A total of 18,881 up-regulated DEGs showed flower-specific expression with |log2 (fold changes) | >2. We inferred the nature of these DEGs via GOSlim functional analysis. Sequence homology revealed that each of the 18,881 flower-specific DEGs mapped to at least one ontology term, including 2,814 for biological processes, 3,232 for cellular components and 4,508 for molecular function; many genes were enriched in “cellular process” and “catalytic activity” subcategories within the biological processes and molecular function categories, respectively (Fig. S8).

To evaluate the biological functions of these DEGs, the 18,881 flower-specific DEGs were annotated in the KEGG database. KEGG enrichment analysis showed that these DEGs were significantly enriched in the “ribosome,” “starch and sucrose metabolism,” “pentose and glucuronate interconversions” and “phenylpropanoid biosynthesis” categories (Fig. 6). Additionally, we identified 129 up-regulated flower-specific DEGs with —log2 (fold change)—>2 related to coumarin biosynthesis, including BGA (99 DEGs), 4CL (2 DEGs), HCT (13 DEGs), COMT (7 DEGs) and F6′H1 (8 DEGs) (Table 3, Table S9).

Identification of transcription factors (TFs)

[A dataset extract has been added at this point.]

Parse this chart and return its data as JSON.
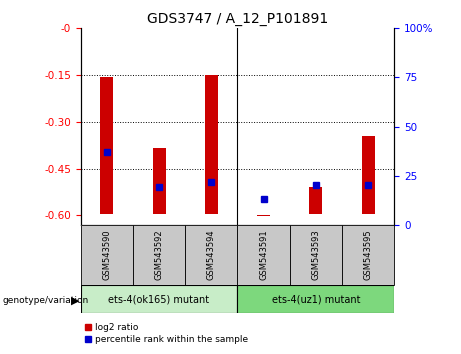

Transcription factors (TFs) play an important role in regulating secondary metabolites by modulating the expression of genes related to biosynthetic pathways. We identified 3,799 unigenes encoding putative TFs in the C. monnieri transcriptome database, including 1,169, 1,032 and 920 unigenes up-regulated in flowers compared with leaves, stems and roots, respectively (Table 4). The major types of TF identified belonged to the MYB (v-myb avian myeloblastosis viral oncogene homolog) (564 unigenes), AP2-EREBP (APETALA2 and ethylene-responsive element binding proteins) (285 unigenes), bHLH (Basic helix-loop-helix) (274 unigenes), NAC (222 unigenes), C3H (Cys3His zinc finger) (193 unigenes), WRKY (191 unigenes), and C2H2 (C2H2-type transcription factor) (173 unigenes) TF families. Moreover, a total of 15 unigenes encoding 3 TFs (MYB TF, GRAS TF and HAT TF) participated in the biosynthesis of phenylpropanoid (Table S10). Of these, 7 unigenes encoding MYB TF were up-regulated with flower-specific expression; these unigenes are shown in red in Table S10.